Mr Bare had been 17 when police stopped the car in which he was traveling on February 16, 2009.
“When he got out of the car, he alleged that a police officer pushed him up against the vehicle, handcuffed him and then kicked his legs out from under him so that he fell to the ground,” the appeal judges said.
“The appellant [Mr Bare] further claimed that, as he lay on the ground, the officer pushed his head to the ground so that his chin struck the gutter.
“The officer then grabbed him by the hair and repeatedly pushed his head into the gutter and four or five of his teeth were chipped.
“His jaw was cut, which resulted in scarring.
“The officer sprayed him in the face with ‘OC’ [capsicum] spray several times, forcibly raising his head to do so. This caused him difficulty breathing.
“During the alleged assault the appellant claimed that the officer said words to the effect: ‘You black people think you can come to this country and steal cars. We give you a second chance and you come and steal cars.’
“A second police officer allegedly kicked him in the ribs whilst he was on the ground and handcuffed.”
The appeal judges said that after the alleged attack, Mr Bare complained he was taken to a nearby house where the officers held his head under water for a long period and told him to wash his eyes or he would go blind.
“He was then told he was under arrest and taken to Williamstown police station in the back of a police van. While in the cells at Williamstown police station, ambulance officers said he needed stitches but an officer said, ‘No he can go in his own time’.

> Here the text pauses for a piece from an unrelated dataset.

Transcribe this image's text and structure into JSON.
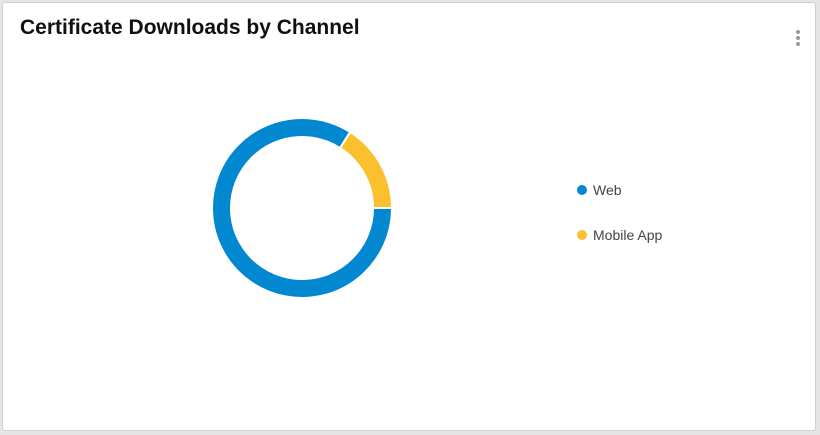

“The appellant suffered pain, injury to his teeth and jaw, bruising and humiliation as a result of the alleged serious assault.”
Mr Bare was not in court for the judgment.
Youthlaw’s advocacy and human rights officer, Tiffany Overall, said there was a need for independent investigations into complaints made against police.
Complaints against police are usually handled by the department’s Police Standards Command.
“Currently few young people have the confidence in the system to make complaints,” Ms Overall said in a statement.
“However, we believe a fully independent investigation process would see the number of complaints from young people and adults substantially rise.
“An independent and robust investigation of complaints against police would ensure that police who engage in abuse are prevented from perpetrating further harm, would deter future human rights abuses, and instil greater confidence in Victoria Police.”
Ms Overall called on the Andrews government to strengthen the legislative powers and resources of IBAC so that all investigations into police human rights abuses were conducted independently of Victoria Police.